Completeness is too much to hope for. But I have not knowingly omitted any germane comment on Donne's poetry in the period; and the volume records the comments which have so far come to light. Of the many scholars who have located references I am particularly indebted to Sir Geoffrey Keynes, A. H. Nethercott, Professor W. Milgate, Professor R. G. Howarth, Professor K. Tillotson, Professor J. E. Duncan.

A.J.S.

Acknowledgments

For allowing me to print passages from materials in their custody, or copyright, I am obliged to the Director of the Houghton Library of Harvard University and to the Director of the Duke University Press. I acknowledge help given me by the staffs of libraries in Britain and America, and especially the university libraries at Swansea and Keele. The University College of Swansea and the University of Keele have assisted me with research grants, for which I am grateful. My particular thanks are owed to the following people who supplied me with references or material : Mr A. P. Burton, Assistant Keeper of the Library of the Victoria and Albert Museum, Mr W. P. Ingoldsby of the Huntington Library, California, Dr Peter King, Mr J. L. Hermans, Mr Tom Davies, Mr Kevin Barry, Mr Michael Munday, Professor S. Schoenbaum, my erstwhile colleague Mr F. M. Dohcrty, and Mrs Mabel Potter.

Introduction

I

As late as the 1880s Swinburne in England and Lowell in America independently wondered at the arbitrariness of literary reputation when they found so magnificent a poet as Donne still widely unacknowledged. That a great poet should cease to be recognised as such and for donkeys' years go belittled or neglected is a phenomenon that needs explaining. Was there a general aberration of taste? Did his times and concerns peculiarly cut him off from the eras that followed? The myth of Donne the modern has long been the received answer to these questions. It was a conscious modernism, partly defining itself by Donne, which credited Grierson and Eliot with the rediscovery of his poetry and hailed his return as the recovery of a lost mode of sensibility, or the harbinger of an intellectual revolution like the one he himself's supposed to have led. People still make it an article of faith that Donne's poems had a fashion in his own day and just after, then fell wholly into neglect until recent times when our like predicament showed us ourselves in them. We may acknowledge that our times have their distinctive view of Donne and yet require these assumptions to submit to the facts.

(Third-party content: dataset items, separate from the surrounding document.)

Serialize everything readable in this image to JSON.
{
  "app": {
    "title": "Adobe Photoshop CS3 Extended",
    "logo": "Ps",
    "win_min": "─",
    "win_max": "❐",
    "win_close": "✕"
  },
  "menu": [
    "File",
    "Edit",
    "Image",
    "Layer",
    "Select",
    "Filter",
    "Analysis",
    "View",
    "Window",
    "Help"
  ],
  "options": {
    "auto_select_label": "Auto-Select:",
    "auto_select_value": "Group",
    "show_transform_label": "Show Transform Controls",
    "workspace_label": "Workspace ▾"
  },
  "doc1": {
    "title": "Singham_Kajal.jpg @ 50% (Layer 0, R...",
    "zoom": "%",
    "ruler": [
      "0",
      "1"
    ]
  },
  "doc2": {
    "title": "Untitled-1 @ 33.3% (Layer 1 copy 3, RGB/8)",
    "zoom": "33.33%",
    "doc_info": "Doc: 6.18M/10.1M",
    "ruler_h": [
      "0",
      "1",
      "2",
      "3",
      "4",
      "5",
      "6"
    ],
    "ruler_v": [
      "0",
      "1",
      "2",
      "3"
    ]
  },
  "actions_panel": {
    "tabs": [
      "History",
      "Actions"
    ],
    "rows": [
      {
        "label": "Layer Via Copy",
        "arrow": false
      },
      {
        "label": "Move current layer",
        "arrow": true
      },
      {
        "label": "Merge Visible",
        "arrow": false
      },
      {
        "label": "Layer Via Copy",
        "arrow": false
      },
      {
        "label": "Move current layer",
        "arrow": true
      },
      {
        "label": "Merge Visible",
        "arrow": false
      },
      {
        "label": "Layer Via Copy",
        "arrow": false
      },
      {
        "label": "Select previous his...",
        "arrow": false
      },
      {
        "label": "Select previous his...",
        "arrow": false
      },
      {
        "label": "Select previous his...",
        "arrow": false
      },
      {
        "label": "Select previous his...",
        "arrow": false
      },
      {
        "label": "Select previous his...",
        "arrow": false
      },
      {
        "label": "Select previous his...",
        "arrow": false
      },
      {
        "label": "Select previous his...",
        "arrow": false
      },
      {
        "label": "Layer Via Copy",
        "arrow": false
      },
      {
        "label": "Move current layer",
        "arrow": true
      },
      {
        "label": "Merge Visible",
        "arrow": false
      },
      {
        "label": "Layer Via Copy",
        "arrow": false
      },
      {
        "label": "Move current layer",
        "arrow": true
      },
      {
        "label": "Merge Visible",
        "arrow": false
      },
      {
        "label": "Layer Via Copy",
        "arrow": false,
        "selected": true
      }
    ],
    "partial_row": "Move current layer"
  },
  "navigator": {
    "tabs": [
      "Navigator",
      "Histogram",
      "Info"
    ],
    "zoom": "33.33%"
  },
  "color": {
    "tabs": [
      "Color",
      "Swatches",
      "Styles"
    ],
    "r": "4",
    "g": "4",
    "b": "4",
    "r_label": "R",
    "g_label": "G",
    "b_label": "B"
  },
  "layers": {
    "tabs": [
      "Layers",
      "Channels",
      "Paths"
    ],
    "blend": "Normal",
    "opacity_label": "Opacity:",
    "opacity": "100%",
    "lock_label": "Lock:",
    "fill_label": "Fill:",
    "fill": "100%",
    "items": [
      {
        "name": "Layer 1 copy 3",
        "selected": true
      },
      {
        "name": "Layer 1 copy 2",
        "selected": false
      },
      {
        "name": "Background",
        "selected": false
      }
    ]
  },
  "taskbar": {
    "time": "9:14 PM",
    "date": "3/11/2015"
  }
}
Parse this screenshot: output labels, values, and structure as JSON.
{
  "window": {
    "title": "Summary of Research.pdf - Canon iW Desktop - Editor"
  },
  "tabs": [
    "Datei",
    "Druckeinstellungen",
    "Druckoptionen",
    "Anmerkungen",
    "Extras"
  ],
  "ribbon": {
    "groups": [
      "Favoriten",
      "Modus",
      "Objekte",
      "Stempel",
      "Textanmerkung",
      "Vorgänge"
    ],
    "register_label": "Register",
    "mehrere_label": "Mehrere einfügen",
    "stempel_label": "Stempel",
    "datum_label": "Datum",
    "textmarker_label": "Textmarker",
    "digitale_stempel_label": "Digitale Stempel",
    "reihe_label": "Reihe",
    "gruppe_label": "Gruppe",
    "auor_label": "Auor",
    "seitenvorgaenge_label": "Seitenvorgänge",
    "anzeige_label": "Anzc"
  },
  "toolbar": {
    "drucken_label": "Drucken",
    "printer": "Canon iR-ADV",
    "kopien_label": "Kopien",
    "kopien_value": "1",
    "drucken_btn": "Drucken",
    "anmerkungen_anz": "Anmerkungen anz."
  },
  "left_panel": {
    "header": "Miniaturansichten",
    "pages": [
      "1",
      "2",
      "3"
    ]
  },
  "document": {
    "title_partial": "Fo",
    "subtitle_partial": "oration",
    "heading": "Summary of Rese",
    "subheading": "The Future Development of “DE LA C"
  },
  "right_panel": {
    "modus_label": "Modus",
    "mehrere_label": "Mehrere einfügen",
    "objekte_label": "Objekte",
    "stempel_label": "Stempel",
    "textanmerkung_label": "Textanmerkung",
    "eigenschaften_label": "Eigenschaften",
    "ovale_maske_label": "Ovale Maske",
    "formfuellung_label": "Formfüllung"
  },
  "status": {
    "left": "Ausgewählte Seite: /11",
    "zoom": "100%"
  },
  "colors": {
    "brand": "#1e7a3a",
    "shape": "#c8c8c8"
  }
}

What admits no dispute is that Donne's poetry has come back into a general esteem in the present century such as it had not enjoyed since the time of Charles Ithat his fame came full circle from Carew's day to Eliot's. But general esteem isn't all that matters, or even what matters most. The truth about Donne's reputation, as one finds it in particular responses to the poems, is far from simple. Such sharp differences of attitude as appear in the documents that follow don't form a single pattern, and often seem to have more to do with Donne's peculiar demands upon his readers than with the temper of an age or a condition of sensibility. They are interesting for what they tell us of the assumptions which people brought to Donne at various times, and then for what they show us of our own assumptions. Those patterns which really are to be seen in the way Donne's readers have spoken of him over some three centuries tend to define themselves clearly enough, not only because there were quite abrupt shifts of attitude and favour but because some features of the poems have continued to divide opinion in exemplary ways. It goes without saying, though, that the one distinction which matters is that between readers who have made good sense of Donne and readers who haven't, those who speak to the point about his poetry and those who travesty it or just patter off a formula.